Un’aggressione sessuale non può “del tutto escludersi”, ma Martina Rossi non stava scappando da uno stupro quando morì, il 3 agosto 2011, cadendo dal balcone di un albergo di Maiorca. Queste le motivazioni con cui il 9 giugno scorso la Corte di Appello di Firenze ha assolto Luca Vanneschi e Alessandro Albertini, condannati in primo grado a sei anni di reclusione. Sentenza poi ribaltata: assolti perché il fatto non sussiste.”L’esclusione a cui la corte è pervenuta del tentativo di fuga della ragazza e la non provata commissione” della tentata violenza – si legge nelle motivazioni – “non possono dunque che portare a ritenere carente la prova” del reato.

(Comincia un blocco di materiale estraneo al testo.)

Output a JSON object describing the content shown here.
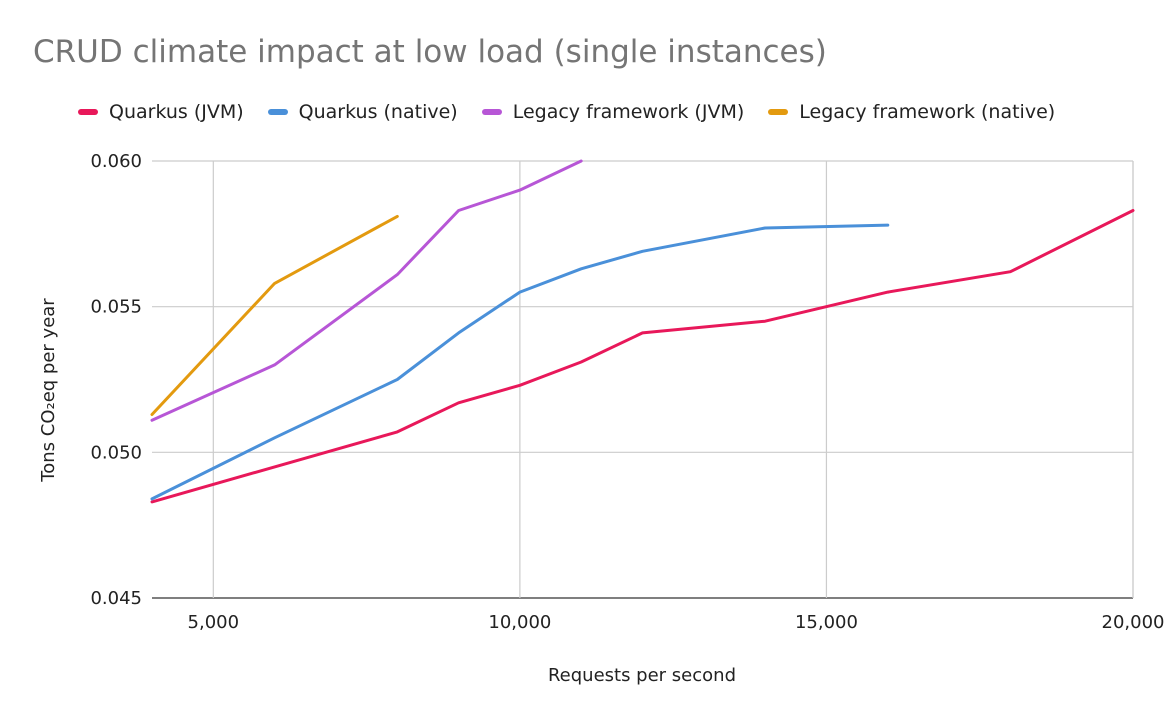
{
  "chart_data": {
    "type": "line",
    "title": "CRUD climate impact at low load (single instances)",
    "xlabel": "Requests per second",
    "ylabel": "Tons CO₂eq per year",
    "xlim": [
      4000,
      20000
    ],
    "ylim": [
      0.045,
      0.06
    ],
    "x_ticks": [
      {
        "value": 5000,
        "label": "5,000"
      },
      {
        "value": 10000,
        "label": "10,000"
      },
      {
        "value": 15000,
        "label": "15,000"
      },
      {
        "value": 20000,
        "label": "20,000"
      }
    ],
    "y_ticks": [
      {
        "value": 0.045,
        "label": "0.045"
      },
      {
        "value": 0.05,
        "label": "0.050"
      },
      {
        "value": 0.055,
        "label": "0.055"
      },
      {
        "value": 0.06,
        "label": "0.060"
      }
    ],
    "grid": true,
    "legend_position": "top",
    "series": [
      {
        "name": "Quarkus (JVM)",
        "color": "#e8185a",
        "points": [
          [
            4000,
            0.0483
          ],
          [
            6000,
            0.0495
          ],
          [
            8000,
            0.0507
          ],
          [
            9000,
            0.0517
          ],
          [
            10000,
            0.0523
          ],
          [
            11000,
            0.0531
          ],
          [
            12000,
            0.0541
          ],
          [
            14000,
            0.0545
          ],
          [
            16000,
            0.0555
          ],
          [
            18000,
            0.0562
          ],
          [
            20000,
            0.0583
          ]
        ]
      },
      {
        "name": "Quarkus (native)",
        "color": "#4a90d9",
        "points": [
          [
            4000,
            0.0484
          ],
          [
            6000,
            0.0505
          ],
          [
            8000,
            0.0525
          ],
          [
            9000,
            0.0541
          ],
          [
            10000,
            0.0555
          ],
          [
            11000,
            0.0563
          ],
          [
            12000,
            0.0569
          ],
          [
            14000,
            0.0577
          ],
          [
            16000,
            0.0578
          ]
        ]
      },
      {
        "name": "Legacy framework (JVM)",
        "color": "#b756d6",
        "points": [
          [
            4000,
            0.0511
          ],
          [
            6000,
            0.053
          ],
          [
            8000,
            0.0561
          ],
          [
            9000,
            0.0583
          ],
          [
            10000,
            0.059
          ],
          [
            11000,
            0.06
          ]
        ]
      },
      {
        "name": "Legacy framework (native)",
        "color": "#e39a0f",
        "points": [
          [
            4000,
            0.0513
          ],
          [
            6000,
            0.0558
          ],
          [
            8000,
            0.0581
          ]
        ]
      }
    ]
  }
}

Per l’accusa Martina sarebbe caduta dal terrazzo mentre cercare di sfuggire al tentativo di violenza da parte dei due imputati. Ipotesi fondata su due elementi: il fatto che Martina fosse in mutandine quando è precipitata, e che Albertoni avrebbe avuto graffi sul collo. Secondo la corte però si tratta di due elementi “troppo poco significativi” perché “possa da essi soltanto desumersi una condotta diretta al compimento di una violenza sessuale“. La corte d’appello ha ritenuto di escludere la fuga basandosi anche sulla testimonianza di una cameriera spagnola che riferì di aver visto Martina scavalcare il balcone e lasciarsi cadere. Per i giudici “un’aggressione di carattere sessuale non può, invero, neppure del tutto escludersi“. Ma appunto “la caduta della ragazza con le modalità emerse è elemento non coerente con tale ipotesi“, è “dissonante”, non “si salda logicamente con essa”. Secondo i giudici d’appello, inoltre, quanto accaduto a Martina è stato oggetto di un’indagine “sorta e conclusa in Spagna, ripresa e sviluppata a Genova e nuovamente sviluppata e conclusa ad Arezzo, con esiti di volta in volta quanto più contraddittori tra loro, pur se in base, in sostanza, alle medesime risultanze, ciò che vale indirettamente a confermare la scarsa e quindi opinabile valenza indiziaria, per la loro incoerenza , degli elementi acquisiti”.

Riguardo poi all’intercettazione di un colloquio tra i due imputati, avvenuto il 7 febbraio 2012 negli uffici della polizia giudiziaria di Genova, che aveva portato alla riapertura del caso dopo l’archiviazione in Spagna come suicidio, per la corte d’appello di Firenze, che ha ribaltato la sentenza di primo grado del tribunale di Arezzo, non appare “offrire elementi significativi di valutazione”: non sono desumibili “dirimenti ammissioni dei fatti da parte degli imputati” sulla presunta violenza sessuale. Anzi quei messaggi appaiono di “tenore equivoco se non addirittura favorevoli agli imputati come fatto valere dagli appellanti”: il fatto che “si rallegrassero che non fossero emersi elementi di reati in materia sessuale dagli accertamenti in corso può ragionevolmente ben spiegarsi sia con l’ipotesi che i reati fossero stati effettivamente commessi, sia con l’ipotesi opposta poiché, comunque, nell’uno come nell’altro caso si sarebbe trattato di circostanza favorevole alla loro posizione”.

Opposte chiaramente le reazioni alle motivazioni della sentenza. Per l’avvocato Stefano Buricchi, legale di Vanneschi, “è chiara, analitica ed ha smontato completamente quella di primo grado. Sono immensamente soddisfatto perché la corte di appello ha accolto integralmente le mie difese e le ricostruzioni fatte dai miei consulenti”. L’avvocato Luca Fanfani, uno dei due legali della famiglia Rossi, parla di “sentenza che tra travisamenti di prove e svalutazione di indizi essenziali, è viziata da un evidente e decisivo malgoverno del materiale probatorio in atti”.